Lilac Bacterial Blight is caused by the bacterium Pseudomonas syringae pv. syringae. The disease is also commonly referred to as Shoot Blight and Blossom Blight. The disease starts as brown spots on stems and leaves of young shoots as they develop in early spring. A yellow halo may also be around the spot. Spots become black and grow rapidly, especially during wet and rainy periods. At first, leaves look perfectly healthy and then a short time later they look as though someone has placed an open flame near them. Further infectious development depends on the age of the part attacked. On young stems, infection spreads around the stem and the shoot which bends over wither and die. Infected leaves blacken rapidly starting near the margin and continuing in a wedge-shaped pattern down to the petiole. Eventually the entire leaf dies. On older leaves, spots enlarge slowly. Sometimes, several spots will run together, and the leaf may crinkle at the edge. On mature stems, spots usually enlarge along the stem, causing leaf death only within the infected area. Infected flower clusters rapidly blackened. Buds may fail to open or may turn black and die shortly after opening. The same organism is the source of bacterial blight on pear, blueberry, cherry, maple, and many other woody plants and the symptoms of lilac blight are similar in appearance to fire blight in fruit trees or to those of winter injury.
The disease is usually associated with plants that have been stressed or weakened by drought conditions, frost damage, soil pH, poor or improper nutrition and infection by other pathogens and/or have been wounded.
This bacteria has also been reported on Forsythia, Blueberry, and other ornamental plants.
Lilac blight bacteria over-winter on diseased twigs including old cankers, tools or on healthy wood.
The Bacteria is spread by wind, rain, insects in the spring during wet weather. Once the bacterium reaches the host plant, it needs a natural opening or wound to gain access to the internal tissues.Picture by William Jacobi, Colorado State University, Bugwood.org.


Control

Try to keep the plant as healthy as possible by applying compost mulches and fertilisers.

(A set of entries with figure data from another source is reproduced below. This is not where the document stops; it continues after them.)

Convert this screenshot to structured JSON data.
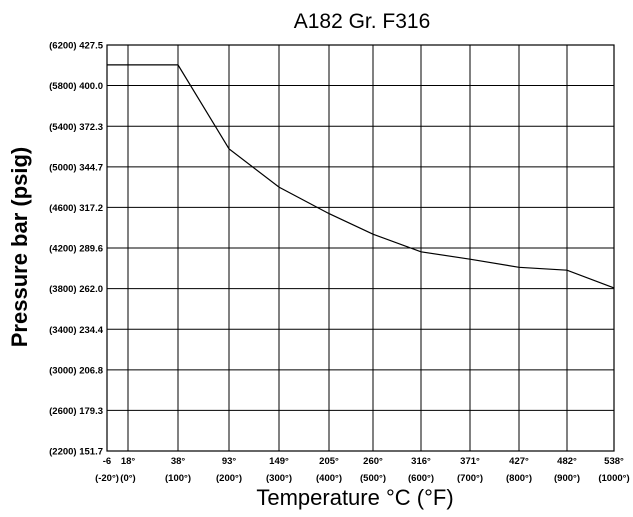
{
  "chart_data": {
    "type": "line",
    "title": "A182 Gr. F316",
    "xlabel": "Temperature °C (°F)",
    "ylabel": "Pressure bar (psig)",
    "grid": true,
    "ylim": [
      151.7,
      427.5
    ],
    "y_ticks": [
      {
        "value": 427.5,
        "label": "(6200) 427.5"
      },
      {
        "value": 400.0,
        "label": "(5800) 400.0"
      },
      {
        "value": 372.3,
        "label": "(5400) 372.3"
      },
      {
        "value": 344.7,
        "label": "(5000) 344.7"
      },
      {
        "value": 317.2,
        "label": "(4600) 317.2"
      },
      {
        "value": 289.6,
        "label": "(4200) 289.6"
      },
      {
        "value": 262.0,
        "label": "(3800) 262.0"
      },
      {
        "value": 234.4,
        "label": "(3400) 234.4"
      },
      {
        "value": 206.8,
        "label": "(3000) 206.8"
      },
      {
        "value": 179.3,
        "label": "(2600) 179.3"
      },
      {
        "value": 151.7,
        "label": "(2200) 151.7"
      }
    ],
    "x_ticks": [
      {
        "c": "-6",
        "f": "(-20°)"
      },
      {
        "c": "18°",
        "f": "(0°)"
      },
      {
        "c": "38°",
        "f": "(100°)"
      },
      {
        "c": "93°",
        "f": "(200°)"
      },
      {
        "c": "149°",
        "f": "(300°)"
      },
      {
        "c": "205°",
        "f": "(400°)"
      },
      {
        "c": "260°",
        "f": "(500°)"
      },
      {
        "c": "316°",
        "f": "(600°)"
      },
      {
        "c": "371°",
        "f": "(700°)"
      },
      {
        "c": "427°",
        "f": "(800°)"
      },
      {
        "c": "482°",
        "f": "(900°)"
      },
      {
        "c": "538°",
        "f": "(1000°)"
      }
    ],
    "series": [
      {
        "x": [
          "-6",
          "38°",
          "93°",
          "149°",
          "205°",
          "260°",
          "316°",
          "371°",
          "427°",
          "482°",
          "538°"
        ],
        "values": [
          414,
          414,
          357,
          331,
          313,
          299,
          287,
          282,
          276.5,
          274.5,
          262.5
        ]
      }
    ]
  }
}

Prune plants to allow good air circulation through the tree.
Infected branches should be pruned 20 to 25 cm (10-12 inches) below the visible infection. Pruning should be done during dry weather to minimize the chance of spreading the pathogen. Pruned branches should be burnt. Always sterilise pruning tools between cuts to prevent spreading the bacterium to other areas on the tree.
Where possible plant resistant varieties.
Apply disinfectants, antiseptics or a chlorine or streptomycin Bactericide or a fungicide containing copper for management of Bacterial Blight early in the spring.
Overuse of nitrogenous fertiliser causes soft growth which is more susceptible to this bacteria.